Peter Pan Syndrome: “Puer Aeternus is Latin for eternal child, used in mythology to designate a child-god who is forever young; psychologically it refers to an older man whose emotional life has remained at an adolescent level, usually coupled with too great a dependence on the mother. The puer typically leads a provisional life, due to the fear of being caught in a situation from which it might not be possible to escape. He covets independence and freedom, chafes at boundaries and limits, and tends to find any restriction intolerable.”

As you study and deal with children you come to understand their behavior, you try to see the world trough their little eyes and open minds, it’s a beautiful, innocent and colorful world that we’ve all seen someday. As you watch them grow up, you can still see faces and traces of what they were as a little child, some were gone and some will probably be in them forever. It was proven that the first four years in a child’s life is where they build their personality and values, everything they taste, touch and experience will be with them for the rest of their lives, even if they cannot remember, it’s there and it makes a huge difference.

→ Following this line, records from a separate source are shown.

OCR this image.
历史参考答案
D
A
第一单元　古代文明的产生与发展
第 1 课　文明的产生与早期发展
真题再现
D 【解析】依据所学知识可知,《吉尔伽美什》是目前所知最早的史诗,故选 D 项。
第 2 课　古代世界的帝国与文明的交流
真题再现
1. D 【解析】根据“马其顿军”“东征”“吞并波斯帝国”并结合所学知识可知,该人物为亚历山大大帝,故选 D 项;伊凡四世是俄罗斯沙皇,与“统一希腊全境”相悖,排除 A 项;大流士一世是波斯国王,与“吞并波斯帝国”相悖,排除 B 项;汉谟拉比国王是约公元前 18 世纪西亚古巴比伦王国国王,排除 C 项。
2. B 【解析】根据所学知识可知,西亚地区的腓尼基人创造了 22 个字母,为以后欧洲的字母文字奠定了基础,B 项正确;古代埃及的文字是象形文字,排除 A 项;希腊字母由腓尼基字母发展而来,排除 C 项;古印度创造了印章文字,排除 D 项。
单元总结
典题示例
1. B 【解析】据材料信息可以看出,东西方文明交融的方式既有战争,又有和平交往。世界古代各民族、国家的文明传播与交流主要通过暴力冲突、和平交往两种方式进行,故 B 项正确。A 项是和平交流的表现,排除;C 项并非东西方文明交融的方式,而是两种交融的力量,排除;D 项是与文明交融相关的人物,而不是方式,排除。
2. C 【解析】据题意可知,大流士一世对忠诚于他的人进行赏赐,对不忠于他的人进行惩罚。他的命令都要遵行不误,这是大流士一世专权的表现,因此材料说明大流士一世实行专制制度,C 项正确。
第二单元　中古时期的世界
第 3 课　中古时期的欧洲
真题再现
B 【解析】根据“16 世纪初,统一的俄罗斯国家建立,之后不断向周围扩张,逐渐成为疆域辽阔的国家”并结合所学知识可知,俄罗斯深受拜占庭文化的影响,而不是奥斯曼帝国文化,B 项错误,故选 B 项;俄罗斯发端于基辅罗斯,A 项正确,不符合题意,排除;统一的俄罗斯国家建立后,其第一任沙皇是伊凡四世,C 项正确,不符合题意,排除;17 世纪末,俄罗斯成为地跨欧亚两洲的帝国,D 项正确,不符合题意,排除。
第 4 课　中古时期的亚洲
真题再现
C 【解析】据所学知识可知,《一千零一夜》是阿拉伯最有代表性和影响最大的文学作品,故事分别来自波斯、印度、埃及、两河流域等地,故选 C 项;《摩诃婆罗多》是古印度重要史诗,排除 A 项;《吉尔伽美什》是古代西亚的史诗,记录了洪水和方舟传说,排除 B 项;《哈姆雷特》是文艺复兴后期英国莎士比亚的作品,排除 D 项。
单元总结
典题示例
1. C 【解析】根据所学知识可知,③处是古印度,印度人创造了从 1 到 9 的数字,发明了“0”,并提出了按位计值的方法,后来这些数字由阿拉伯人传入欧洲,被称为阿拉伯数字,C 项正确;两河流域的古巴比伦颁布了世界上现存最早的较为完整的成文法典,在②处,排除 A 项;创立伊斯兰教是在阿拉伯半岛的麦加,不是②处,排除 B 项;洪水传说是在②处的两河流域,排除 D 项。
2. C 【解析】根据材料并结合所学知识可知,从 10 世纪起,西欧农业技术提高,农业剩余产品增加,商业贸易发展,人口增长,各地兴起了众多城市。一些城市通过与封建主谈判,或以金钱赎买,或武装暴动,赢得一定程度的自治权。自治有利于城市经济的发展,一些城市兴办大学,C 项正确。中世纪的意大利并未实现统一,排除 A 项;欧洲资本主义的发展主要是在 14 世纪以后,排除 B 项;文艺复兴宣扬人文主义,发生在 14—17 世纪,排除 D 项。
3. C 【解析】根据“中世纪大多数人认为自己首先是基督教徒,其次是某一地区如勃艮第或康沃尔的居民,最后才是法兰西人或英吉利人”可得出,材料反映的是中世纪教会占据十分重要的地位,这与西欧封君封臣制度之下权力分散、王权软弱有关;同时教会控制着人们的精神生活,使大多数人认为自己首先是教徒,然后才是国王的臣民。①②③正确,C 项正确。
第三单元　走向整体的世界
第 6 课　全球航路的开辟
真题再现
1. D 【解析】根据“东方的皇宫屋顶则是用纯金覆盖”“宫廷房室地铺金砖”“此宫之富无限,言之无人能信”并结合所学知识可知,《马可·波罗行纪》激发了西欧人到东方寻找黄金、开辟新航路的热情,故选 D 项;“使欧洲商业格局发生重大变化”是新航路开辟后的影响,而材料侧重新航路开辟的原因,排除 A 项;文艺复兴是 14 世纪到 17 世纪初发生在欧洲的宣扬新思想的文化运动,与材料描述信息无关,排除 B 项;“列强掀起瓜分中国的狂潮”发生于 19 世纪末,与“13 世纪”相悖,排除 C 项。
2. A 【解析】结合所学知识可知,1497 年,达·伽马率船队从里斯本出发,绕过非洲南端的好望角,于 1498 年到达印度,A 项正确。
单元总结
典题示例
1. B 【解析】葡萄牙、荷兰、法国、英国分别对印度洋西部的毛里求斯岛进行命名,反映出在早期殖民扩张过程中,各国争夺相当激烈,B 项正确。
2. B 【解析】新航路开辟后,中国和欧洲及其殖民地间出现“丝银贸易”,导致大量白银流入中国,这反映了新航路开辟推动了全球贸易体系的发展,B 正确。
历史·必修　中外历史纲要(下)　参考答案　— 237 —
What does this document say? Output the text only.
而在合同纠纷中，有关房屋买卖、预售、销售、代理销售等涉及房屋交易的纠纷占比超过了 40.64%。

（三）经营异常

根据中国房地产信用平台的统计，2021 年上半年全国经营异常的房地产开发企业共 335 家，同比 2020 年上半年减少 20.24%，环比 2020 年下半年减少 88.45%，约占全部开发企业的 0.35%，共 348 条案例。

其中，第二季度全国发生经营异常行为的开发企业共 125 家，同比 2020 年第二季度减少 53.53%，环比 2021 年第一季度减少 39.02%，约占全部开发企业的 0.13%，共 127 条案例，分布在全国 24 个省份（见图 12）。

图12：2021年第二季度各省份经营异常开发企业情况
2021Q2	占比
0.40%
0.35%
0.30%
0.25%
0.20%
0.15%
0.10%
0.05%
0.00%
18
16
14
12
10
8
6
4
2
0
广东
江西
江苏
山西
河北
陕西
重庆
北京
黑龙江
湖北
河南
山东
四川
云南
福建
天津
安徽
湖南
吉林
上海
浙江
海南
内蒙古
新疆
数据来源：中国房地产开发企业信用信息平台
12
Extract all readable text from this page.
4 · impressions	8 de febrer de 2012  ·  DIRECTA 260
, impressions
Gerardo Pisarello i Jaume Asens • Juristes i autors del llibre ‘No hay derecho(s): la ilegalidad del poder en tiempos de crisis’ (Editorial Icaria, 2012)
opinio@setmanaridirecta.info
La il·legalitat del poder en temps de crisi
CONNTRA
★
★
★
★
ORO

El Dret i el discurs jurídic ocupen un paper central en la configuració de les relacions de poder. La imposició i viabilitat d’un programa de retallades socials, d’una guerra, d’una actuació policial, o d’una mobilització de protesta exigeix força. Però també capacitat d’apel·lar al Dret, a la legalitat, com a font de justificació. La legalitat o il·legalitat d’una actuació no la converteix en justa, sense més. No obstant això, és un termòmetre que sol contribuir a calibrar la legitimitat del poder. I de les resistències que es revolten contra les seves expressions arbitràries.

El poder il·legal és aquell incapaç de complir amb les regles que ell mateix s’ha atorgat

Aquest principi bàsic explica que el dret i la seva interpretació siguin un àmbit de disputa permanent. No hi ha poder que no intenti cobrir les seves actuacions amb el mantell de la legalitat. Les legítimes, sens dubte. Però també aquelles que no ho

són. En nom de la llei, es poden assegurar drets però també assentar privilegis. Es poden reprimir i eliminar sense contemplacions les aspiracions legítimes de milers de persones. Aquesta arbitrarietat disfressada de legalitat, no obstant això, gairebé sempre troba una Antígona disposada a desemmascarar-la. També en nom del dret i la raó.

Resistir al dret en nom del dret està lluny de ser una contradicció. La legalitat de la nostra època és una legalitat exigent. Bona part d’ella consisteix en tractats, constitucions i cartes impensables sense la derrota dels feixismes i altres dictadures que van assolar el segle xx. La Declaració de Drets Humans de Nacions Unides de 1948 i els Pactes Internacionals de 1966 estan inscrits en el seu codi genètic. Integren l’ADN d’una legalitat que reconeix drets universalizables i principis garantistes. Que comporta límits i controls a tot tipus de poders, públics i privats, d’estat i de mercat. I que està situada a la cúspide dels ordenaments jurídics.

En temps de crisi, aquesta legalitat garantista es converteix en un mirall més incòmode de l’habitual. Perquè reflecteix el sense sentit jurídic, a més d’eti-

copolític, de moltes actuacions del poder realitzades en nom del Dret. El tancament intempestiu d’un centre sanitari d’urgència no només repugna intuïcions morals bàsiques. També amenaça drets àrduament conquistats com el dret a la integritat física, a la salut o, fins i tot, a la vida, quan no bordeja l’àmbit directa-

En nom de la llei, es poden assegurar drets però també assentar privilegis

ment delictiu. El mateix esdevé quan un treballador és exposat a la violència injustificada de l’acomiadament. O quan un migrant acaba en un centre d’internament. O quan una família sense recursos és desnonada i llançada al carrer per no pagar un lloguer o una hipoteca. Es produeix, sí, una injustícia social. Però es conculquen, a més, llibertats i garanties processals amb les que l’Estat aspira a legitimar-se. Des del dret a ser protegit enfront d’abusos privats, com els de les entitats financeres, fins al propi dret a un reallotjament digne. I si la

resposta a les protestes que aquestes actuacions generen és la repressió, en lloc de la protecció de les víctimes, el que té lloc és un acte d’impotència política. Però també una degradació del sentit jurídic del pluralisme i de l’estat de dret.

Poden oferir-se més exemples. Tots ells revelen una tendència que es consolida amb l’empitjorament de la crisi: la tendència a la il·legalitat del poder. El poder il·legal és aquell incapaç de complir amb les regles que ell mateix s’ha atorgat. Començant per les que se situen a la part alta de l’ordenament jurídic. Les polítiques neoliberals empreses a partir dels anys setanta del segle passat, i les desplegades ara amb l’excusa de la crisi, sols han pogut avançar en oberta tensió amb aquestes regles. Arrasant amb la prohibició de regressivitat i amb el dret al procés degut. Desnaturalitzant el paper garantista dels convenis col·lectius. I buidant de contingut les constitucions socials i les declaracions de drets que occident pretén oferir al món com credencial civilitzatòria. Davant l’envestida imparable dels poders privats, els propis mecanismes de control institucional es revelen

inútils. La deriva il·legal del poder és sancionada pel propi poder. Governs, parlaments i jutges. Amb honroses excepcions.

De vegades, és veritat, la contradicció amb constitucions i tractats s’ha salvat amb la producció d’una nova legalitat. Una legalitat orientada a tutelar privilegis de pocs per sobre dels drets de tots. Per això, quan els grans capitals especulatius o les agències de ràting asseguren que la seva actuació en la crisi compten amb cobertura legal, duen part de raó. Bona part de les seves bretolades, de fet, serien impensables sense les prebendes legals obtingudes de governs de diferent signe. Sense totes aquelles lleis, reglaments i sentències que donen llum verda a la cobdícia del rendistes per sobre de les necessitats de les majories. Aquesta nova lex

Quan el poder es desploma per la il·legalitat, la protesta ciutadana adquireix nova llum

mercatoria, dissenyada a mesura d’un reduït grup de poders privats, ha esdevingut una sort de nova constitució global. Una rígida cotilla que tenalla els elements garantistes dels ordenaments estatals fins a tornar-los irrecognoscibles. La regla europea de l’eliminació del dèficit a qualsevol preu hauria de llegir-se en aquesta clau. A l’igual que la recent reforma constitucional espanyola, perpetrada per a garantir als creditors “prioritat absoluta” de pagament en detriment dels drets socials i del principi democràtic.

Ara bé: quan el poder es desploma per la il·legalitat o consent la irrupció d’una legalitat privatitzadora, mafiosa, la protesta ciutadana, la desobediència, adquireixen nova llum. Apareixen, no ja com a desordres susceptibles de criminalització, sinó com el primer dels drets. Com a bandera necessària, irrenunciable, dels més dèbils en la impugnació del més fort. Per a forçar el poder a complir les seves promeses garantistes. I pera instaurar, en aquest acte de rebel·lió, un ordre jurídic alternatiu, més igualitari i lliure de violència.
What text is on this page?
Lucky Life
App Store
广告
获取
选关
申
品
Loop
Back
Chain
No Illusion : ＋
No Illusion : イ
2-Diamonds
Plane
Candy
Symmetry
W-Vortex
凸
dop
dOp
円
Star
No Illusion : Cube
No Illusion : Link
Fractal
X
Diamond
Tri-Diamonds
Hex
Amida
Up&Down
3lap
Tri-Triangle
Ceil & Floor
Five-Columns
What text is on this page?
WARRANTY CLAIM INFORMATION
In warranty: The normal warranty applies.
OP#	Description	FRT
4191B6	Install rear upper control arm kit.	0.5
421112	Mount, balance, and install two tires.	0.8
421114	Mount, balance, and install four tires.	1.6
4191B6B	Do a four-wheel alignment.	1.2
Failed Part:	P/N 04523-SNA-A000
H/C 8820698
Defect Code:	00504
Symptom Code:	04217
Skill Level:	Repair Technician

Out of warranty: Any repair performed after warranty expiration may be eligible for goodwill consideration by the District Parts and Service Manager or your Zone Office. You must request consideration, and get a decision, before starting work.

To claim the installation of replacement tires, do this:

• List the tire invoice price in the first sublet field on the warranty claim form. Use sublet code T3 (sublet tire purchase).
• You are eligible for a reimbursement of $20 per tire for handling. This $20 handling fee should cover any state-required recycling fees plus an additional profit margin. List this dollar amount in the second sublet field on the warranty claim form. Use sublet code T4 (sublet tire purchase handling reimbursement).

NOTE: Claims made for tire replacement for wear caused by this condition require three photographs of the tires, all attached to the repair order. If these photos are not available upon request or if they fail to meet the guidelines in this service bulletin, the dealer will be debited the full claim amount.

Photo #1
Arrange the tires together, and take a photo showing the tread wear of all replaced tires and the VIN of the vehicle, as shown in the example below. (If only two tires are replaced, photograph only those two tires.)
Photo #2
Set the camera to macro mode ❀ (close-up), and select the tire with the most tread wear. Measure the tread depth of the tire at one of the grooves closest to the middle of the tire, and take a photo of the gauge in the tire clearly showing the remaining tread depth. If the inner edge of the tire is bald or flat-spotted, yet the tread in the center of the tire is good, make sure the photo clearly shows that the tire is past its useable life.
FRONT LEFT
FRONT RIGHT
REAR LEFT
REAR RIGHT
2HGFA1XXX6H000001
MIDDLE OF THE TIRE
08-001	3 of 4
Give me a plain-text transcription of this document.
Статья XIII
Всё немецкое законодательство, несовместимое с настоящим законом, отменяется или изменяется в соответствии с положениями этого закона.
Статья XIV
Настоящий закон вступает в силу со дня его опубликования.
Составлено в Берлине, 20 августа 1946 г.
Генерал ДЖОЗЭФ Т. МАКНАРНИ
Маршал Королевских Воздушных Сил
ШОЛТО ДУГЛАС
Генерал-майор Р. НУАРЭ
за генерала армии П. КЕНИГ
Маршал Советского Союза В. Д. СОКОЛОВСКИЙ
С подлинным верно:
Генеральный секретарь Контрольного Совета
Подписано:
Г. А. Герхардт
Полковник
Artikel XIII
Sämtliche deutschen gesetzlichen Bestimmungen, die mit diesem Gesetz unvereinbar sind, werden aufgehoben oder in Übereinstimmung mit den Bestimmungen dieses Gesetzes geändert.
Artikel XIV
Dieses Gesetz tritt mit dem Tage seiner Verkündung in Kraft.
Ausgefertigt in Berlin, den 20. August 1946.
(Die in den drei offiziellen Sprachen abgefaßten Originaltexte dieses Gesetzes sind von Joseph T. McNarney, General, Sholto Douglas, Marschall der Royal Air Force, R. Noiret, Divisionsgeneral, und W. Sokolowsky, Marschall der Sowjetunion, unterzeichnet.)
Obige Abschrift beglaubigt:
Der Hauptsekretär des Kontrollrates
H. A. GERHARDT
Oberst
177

Most of us here heard about Peter Pan, the boy that never wanted to grow up, so he ran away from home and found Neverland where he could always be whoever he wanted to be, it’s one of my very favorite books, that being said I very much relate to this book, I didn’t want to grow up, I loved being a kid and everything about my childhood, even the smell of it bring me nostalgia. Well I got over this feeling; I had to grow up, to face the world and whatever it brings me. But I often find myself thinking back and smiling, I can’t let go.

As for now, being a so called grown up sucks in many ways, having to figure out life is as scary as anything, not knowing what is going to happen, as exciting as can be, is also frightening, as bold as you can be in this life I believe everyone still needs a hug, a pat on their back, and someone to tell them “it’s going to be okay, tomorrow is another day, just go to sleep now”. And when we understand that there’s still a lot of the kid that we were, inside all of us, we will then begin to see the world in a simpler way again and accept our down sides, and just be whoever we are.

That is, until we each find our neverland.